Some critics, however, say the value of prices for consumers is limited because physicians treat conditions -- and don’t sell procedures. Without knowing the steps necessary to diagnose and treat a condition ahead of time, patients are unable to get a good estimate of probable charges.
That’s why HealthCare Partners’ price list is limited to common and routine tests and preventive care services. The group also acknowledges that additional tests and procedures deemed necessary by a physician will add to the patient’s bottom line.

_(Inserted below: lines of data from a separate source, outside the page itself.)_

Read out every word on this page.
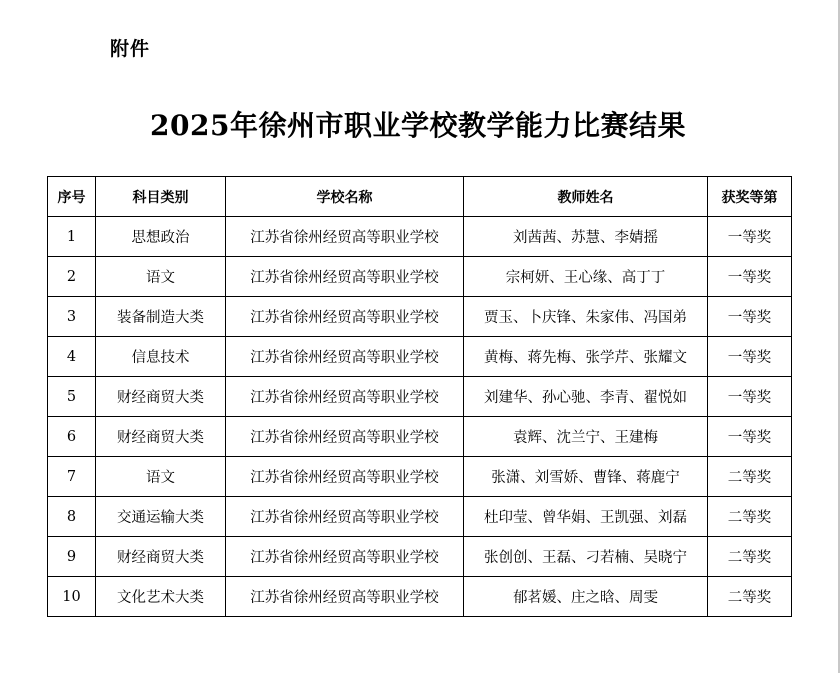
附件
2025年徐州市职业学校教学能力比赛结果
序号	科目类别	学校名称	教师姓名	获奖等第
1	思想政治	江苏省徐州经贸高等职业学校	刘茜茜、苏慧、李婧摇	一等奖
2	语文	江苏省徐州经贸高等职业学校	宗柯妍、王心缘、高丁丁	一等奖
3	装备制造大类	江苏省徐州经贸高等职业学校	贾玉、卜庆锋、朱家伟、冯国弟	一等奖
4	信息技术	江苏省徐州经贸高等职业学校	黄梅、蒋先梅、张学芹、张耀文	一等奖
5	财经商贸大类	江苏省徐州经贸高等职业学校	刘建华、孙心驰、李青、翟悦如	一等奖
6	财经商贸大类	江苏省徐州经贸高等职业学校	袁辉、沈兰宁、王建梅	一等奖
7	语文	江苏省徐州经贸高等职业学校	张潇、刘雪娇、曹锋、蒋鹿宁	二等奖
8	交通运输大类	江苏省徐州经贸高等职业学校	杜印莹、曾华娟、王凯强、刘磊	二等奖
9	财经商贸大类	江苏省徐州经贸高等职业学校	张创创、王磊、刁若楠、吴晓宁	二等奖
10	文化艺术大类	江苏省徐州经贸高等职业学校	郁茗媛、庄之晗、周雯	二等奖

And the group offers a toll-free support line that patients can call for answers and more detailed information on costs.
With 39 offices in Los Angeles and Orange counties, five urgent care centers and a surgery center, the sprawling group could inspire a price-listing war, at least locally, because Southern California is one of the nation’s most competitive physician marketplaces, experts said.
“People are more used to bare-knuckles competition here,” University of California health economist Glenn Melnick said. “I’m not surprised this innovation is starting here.”
Donald Crane, president of the California Assn. of Physician Groups, a trade group that counts HealthCare Partners as a member, said he was not aware of any other practices posting fees.
“HealthCare Partners is ... definitely in the vanguard across the state and nation,” he said. “When HealthCare Partners does something, people will pay attention.”
Still, the idea might take a while to catch on in markets where physicians don’t have to compete for patients, said Maribeth Shannon, a California Healthcare Foundation program director.
“HealthCare Partners has such a good reputation for quality, they can put prices out there and it won’t draw any criticism that they are a discount healthcare provider,” she said. “A lot of other providers don’t want to compete on price because they think it cheapens the medical field.”
Many healthcare professionals, including HealthCare Partners’ Margolis, believe that consumerism has its limitations and is no cure-all for escalating healthcare costs. That’s because the biggest cost drivers are the chronically ill, who are often unable to comparison shop and quickly reach even the highest commercial deductibles every year, or are so impoverished by medical expenses that they are on government programs.
Consumerism “has a nice ring to it,” Margolis said. “But it’s very shallow in its effect, in my view.”